The fight started fast, too fast. One second I was staring down Cherry's regal figure, her fan twirling in her hands like it was made of silk, and the next, I was dodging for my life. She moved with the kind of speed that made me feel like a child in a playground, just barely scrambling out of the way of her strikes. Her attacks weren't wild or reckless—they were precise, aiming right for my spine every time.
She's trying to paralyze me.
That thought sank in fast. But as fast as it did, I was too busy trying to stay alive. Instinct took over—dodge left, duck low, roll out of the way. My hatchets were useless in the face of her grace. I could barely raise them fast enough to parry her, and when I did, it was more out of desperation than skill. The force behind each of her blows made my arms ache, and I could feel the sting of her magic weaving around me, suffocating almost.
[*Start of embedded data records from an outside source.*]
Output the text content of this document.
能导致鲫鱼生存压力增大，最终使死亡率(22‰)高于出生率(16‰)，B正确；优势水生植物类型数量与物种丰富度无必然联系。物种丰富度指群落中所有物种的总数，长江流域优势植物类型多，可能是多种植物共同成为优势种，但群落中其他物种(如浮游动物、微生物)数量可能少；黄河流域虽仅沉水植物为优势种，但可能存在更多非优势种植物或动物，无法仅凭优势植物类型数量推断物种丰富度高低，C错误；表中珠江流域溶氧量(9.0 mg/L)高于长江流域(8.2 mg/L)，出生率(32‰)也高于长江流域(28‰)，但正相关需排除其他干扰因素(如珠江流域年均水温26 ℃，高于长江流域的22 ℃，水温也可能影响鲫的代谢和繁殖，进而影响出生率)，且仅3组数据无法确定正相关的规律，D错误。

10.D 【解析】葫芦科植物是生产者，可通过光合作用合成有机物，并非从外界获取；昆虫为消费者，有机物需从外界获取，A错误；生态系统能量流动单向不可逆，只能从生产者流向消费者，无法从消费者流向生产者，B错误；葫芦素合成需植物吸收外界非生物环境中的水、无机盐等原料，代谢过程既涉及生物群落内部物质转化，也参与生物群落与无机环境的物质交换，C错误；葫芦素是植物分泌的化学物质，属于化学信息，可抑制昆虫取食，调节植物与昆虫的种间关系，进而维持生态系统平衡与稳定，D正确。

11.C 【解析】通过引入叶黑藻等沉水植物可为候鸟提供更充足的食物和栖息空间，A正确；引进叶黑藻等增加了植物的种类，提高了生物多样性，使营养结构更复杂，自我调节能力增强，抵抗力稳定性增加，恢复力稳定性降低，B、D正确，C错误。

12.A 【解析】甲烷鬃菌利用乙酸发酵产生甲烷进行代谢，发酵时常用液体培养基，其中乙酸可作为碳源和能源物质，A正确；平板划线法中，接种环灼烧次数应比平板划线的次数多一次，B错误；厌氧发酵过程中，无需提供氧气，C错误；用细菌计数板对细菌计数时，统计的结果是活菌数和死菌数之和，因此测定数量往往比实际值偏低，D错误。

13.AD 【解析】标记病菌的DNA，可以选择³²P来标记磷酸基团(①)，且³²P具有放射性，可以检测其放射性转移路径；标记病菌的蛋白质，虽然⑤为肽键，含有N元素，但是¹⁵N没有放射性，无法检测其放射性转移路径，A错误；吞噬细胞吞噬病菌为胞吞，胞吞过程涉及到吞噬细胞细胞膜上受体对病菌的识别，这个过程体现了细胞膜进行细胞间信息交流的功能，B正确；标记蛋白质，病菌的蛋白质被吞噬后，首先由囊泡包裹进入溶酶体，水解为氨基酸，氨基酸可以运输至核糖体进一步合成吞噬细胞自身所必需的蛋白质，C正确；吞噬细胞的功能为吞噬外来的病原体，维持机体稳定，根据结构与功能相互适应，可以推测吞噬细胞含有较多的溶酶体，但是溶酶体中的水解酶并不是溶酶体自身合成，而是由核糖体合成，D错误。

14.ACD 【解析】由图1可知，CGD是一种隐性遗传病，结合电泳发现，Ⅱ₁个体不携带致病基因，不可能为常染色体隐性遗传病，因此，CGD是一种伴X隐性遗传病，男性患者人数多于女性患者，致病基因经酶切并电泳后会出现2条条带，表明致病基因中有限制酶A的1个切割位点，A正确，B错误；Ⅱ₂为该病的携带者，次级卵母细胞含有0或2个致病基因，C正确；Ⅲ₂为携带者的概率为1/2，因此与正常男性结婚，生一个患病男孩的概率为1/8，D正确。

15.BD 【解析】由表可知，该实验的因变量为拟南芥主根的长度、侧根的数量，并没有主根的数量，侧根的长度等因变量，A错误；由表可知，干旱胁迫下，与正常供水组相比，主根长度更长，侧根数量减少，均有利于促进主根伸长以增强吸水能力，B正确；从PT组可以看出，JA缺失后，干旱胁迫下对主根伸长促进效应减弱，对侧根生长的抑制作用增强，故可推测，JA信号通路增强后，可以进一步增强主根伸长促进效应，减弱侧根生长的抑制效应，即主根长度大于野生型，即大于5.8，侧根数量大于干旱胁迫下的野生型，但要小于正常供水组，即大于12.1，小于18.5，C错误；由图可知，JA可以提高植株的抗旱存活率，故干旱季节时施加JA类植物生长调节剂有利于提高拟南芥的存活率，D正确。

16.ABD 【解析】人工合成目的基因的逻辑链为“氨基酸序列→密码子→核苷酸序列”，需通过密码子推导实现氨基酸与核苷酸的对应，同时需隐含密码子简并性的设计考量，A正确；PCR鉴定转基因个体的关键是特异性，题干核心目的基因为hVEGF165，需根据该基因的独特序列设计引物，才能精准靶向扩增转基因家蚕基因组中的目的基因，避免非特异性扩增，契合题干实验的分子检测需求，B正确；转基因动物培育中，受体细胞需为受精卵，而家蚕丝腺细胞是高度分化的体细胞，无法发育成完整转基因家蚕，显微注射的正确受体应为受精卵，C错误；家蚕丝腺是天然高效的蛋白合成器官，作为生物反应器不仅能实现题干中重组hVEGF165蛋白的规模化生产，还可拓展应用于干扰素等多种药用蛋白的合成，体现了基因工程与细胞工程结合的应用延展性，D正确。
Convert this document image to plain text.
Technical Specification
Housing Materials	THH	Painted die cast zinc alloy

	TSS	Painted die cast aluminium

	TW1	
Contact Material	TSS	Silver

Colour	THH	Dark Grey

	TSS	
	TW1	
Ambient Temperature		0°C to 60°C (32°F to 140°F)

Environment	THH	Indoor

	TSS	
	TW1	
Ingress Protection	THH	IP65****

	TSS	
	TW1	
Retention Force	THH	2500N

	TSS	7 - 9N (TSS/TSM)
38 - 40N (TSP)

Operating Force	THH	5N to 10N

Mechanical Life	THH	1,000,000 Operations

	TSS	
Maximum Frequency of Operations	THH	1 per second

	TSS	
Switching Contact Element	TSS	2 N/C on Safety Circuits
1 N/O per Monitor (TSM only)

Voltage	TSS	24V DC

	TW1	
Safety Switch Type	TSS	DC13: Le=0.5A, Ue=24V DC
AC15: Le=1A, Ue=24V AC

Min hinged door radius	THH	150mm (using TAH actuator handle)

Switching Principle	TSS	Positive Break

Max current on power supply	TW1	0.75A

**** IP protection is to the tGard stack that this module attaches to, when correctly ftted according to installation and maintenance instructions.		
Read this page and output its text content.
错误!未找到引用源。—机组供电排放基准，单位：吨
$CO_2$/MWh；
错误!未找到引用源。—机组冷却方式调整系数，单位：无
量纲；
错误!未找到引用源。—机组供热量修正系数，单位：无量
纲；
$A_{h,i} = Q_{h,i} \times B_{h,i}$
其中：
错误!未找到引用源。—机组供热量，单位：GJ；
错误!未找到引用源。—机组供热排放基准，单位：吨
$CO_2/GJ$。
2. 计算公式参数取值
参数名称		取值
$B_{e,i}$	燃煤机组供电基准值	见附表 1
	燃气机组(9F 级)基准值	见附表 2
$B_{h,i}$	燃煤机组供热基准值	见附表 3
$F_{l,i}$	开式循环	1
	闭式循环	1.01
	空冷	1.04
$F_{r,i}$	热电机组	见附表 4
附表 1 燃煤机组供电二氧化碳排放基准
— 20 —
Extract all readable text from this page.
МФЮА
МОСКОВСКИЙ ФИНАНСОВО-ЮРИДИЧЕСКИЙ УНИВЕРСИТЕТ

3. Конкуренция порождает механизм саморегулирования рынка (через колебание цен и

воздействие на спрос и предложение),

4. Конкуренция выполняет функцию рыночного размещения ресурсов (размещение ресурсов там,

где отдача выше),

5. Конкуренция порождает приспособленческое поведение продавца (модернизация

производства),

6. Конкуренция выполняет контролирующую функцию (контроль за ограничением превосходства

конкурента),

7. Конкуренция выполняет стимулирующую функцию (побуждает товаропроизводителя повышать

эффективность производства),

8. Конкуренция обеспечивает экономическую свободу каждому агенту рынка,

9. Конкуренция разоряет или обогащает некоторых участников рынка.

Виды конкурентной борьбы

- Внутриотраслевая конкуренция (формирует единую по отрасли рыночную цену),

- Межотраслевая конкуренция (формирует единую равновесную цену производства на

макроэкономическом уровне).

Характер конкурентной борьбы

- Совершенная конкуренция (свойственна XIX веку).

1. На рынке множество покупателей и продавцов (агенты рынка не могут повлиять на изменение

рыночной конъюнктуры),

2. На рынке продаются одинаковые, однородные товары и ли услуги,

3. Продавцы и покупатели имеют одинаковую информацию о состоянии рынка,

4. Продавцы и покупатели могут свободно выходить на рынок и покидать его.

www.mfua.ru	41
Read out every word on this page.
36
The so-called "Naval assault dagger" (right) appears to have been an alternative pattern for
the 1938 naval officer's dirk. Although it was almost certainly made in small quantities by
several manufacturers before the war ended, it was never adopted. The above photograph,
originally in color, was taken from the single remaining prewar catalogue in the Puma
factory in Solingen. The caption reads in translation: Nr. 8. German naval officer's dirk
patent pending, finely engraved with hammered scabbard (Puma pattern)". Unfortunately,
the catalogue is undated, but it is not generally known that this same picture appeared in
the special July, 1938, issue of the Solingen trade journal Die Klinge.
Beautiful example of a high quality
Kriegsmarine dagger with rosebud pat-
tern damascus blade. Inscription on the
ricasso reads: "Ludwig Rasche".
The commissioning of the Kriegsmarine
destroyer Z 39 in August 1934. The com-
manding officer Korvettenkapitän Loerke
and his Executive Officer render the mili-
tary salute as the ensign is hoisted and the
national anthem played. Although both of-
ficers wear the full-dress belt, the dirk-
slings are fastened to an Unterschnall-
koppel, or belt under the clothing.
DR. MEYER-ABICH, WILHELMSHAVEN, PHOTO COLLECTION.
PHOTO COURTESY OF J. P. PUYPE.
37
She was relentless, closing in again and again. Every time I thought I had a second to breathe, there she was, fan flicking dangerously close to my throat or her hand reaching out to choke the life out of me. My body responded before my brain could even register the movements, dodging by some miracle, but I was running out of steam fast. I could tell Cherry wasn't even breaking a sweat.
Am I going to die here?
I thought I was something special. Bmixture's hatchets felt perfect in my hands, I took down those thugs with ease earlier. But now, in front of Cherry—a real magician, someone who knew how to kill—I realized I was nothing. A prodigy? Sure. But what's that worth in the face of real skill, real danger?
Cherry's eyes never left me, her expression cold and focused. She wasn't just playing around; this wasn't a fight to test me. She was trying to end me.
I can't win this.
The thought was bitter, but it was the truth. I wasn't going to win, not here, not like this. My mind raced, trying to come up with something, anything, that might buy me time. I wasn't strong enough to beat her head-on, but maybe... I didn't need to.
When she lunged at my spine again, fan outstretched like a blade, I shifted. My body twisted in just the right way, my hatchet hooking under her arm. With a sharp pull, I flipped her momentum and shoved her back, using her own strength against her.
I didn't waste a second. I turned and ran.
I wasn't proud of it, but survival mattered more than pride right now. The sound of Cherry's footsteps quickly followed, her speed unmatched. My heart pounded in my chest as I pushed myself harder, trying to put distance between us, but every glance over my shoulder showed her gaining. She was faster, more powerful—but she was also human.
And humans get tired.
Her pace started to falter. I could hear her breath grow ragged, her steps a little slower, less precise. I grinned, the first bit of relief flooding through me. Maybe I was out of this after all. Maybe I had bought myself enough time to—
WHAM.
Pain exploded in my leg, and I crashed to the ground. I hadn't even seen it coming. Some guy had come out of nowhere, slammed into me with a bucket like it was a weapon. What kind of idiot attacks someone with a bucket?